The 3 NACA ducts (#2) work to send fresh air to the engine, gearbox, and turbo manifolds. The center NACA duct is the largest and that is to feed air to the engine and gearbox. The smaller outer two are used to feed air between the floor and the turbo manifolds to keep that area from getting too hot. Keeping the car cool was a huge priority and very important on a racecar.
The outer tunnels (#3) start very early and are long. Their job is to help move a large amount of air under the car and recover pressure behind the car. The rate of expansion for the tunnels is kept relatively mild because of the major ride height changes. They are still the most sensitive to ride height on the floor, but their sensitivity was kept to a minimum by controlling the volume expansion. The rear suspension wishbones ride inside the tunnel but cause very few issues. That is because tunnels operate on volume expansion more than attached flow to the surface. The tunnels have removable strakes that can be replaced. This is because it is the lowest part in the rear of the car and will wear away.
The rear diffuser (#4) has an early large expansion and a slow expansion towards the rear. This helps make downforce at higher ride heights and limit sensitivity as ride height decreases. The strakes help control the flow in the diffuser section from the rear tire squirt. Inside the diffuser, there is a keel shape for drivetrain space and to help with diffusion in the center.
9 comments
Thank you for this one! Fantastic article.
Thanks for sharing this Mike, and thank you to Paul/Verus for detailing elements of the aero development.
I hope all involved in the project have a great time at Pikes Peak!
Unfortunately, things didn’t go very well.
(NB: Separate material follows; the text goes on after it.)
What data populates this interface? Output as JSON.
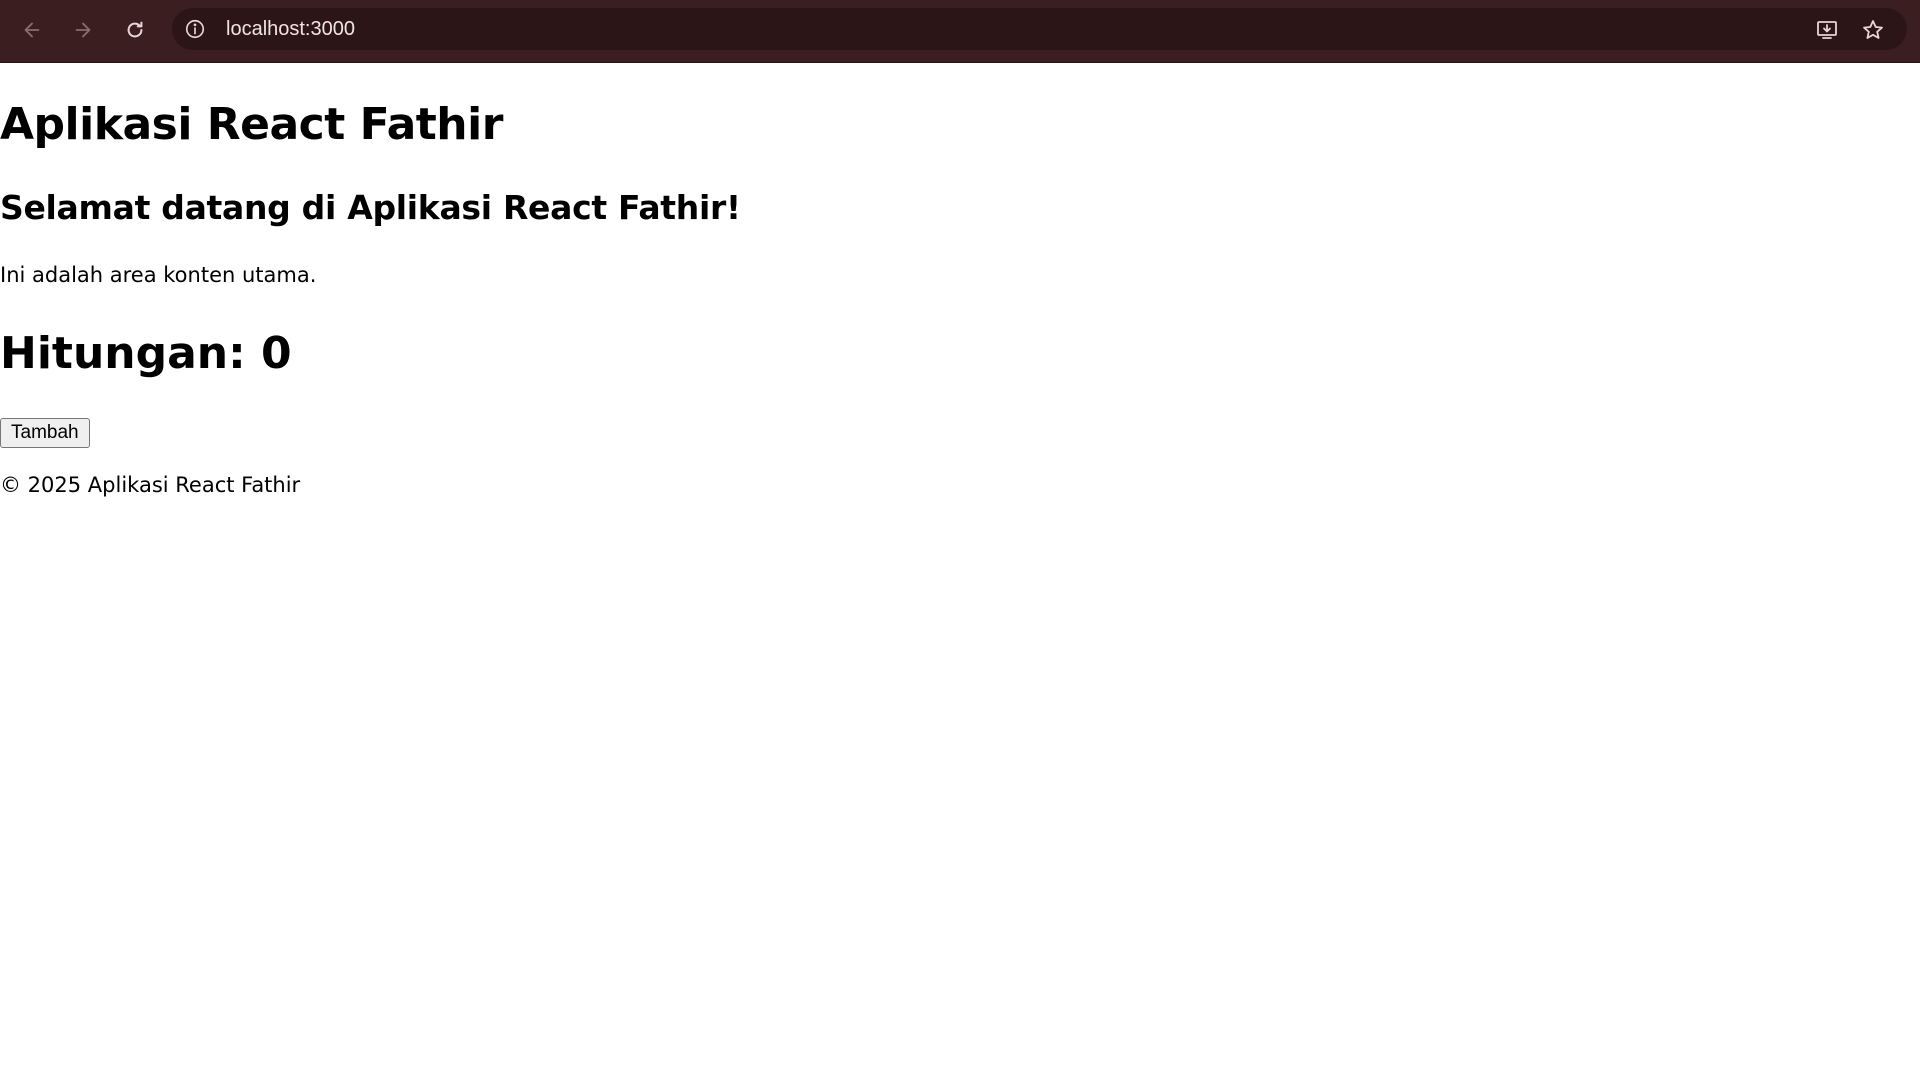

This is such an awesome article, written in a way to make something very complex fairly easy to understand for someone with a limited understanding of aerodynamics such as myself.
Are there any rules against moveable aero? Seems like this would be a perfect application of sliding side skirts and possibly even fan driven suction for low speed downforce.
Stuff like that would get destroyed on the mountain.
So sad that this didn’t get to make a run due to the engine failure. Hopefully they do some real shakedowns before next year’s race.
How effective are the NACA ducts at cooling the engine/gearbox? Does it affect the pressure flow under the car thru the diffuser?
Pretty effective, but more testing is still needed. No real change to the diffuser based on before and after CFD runs.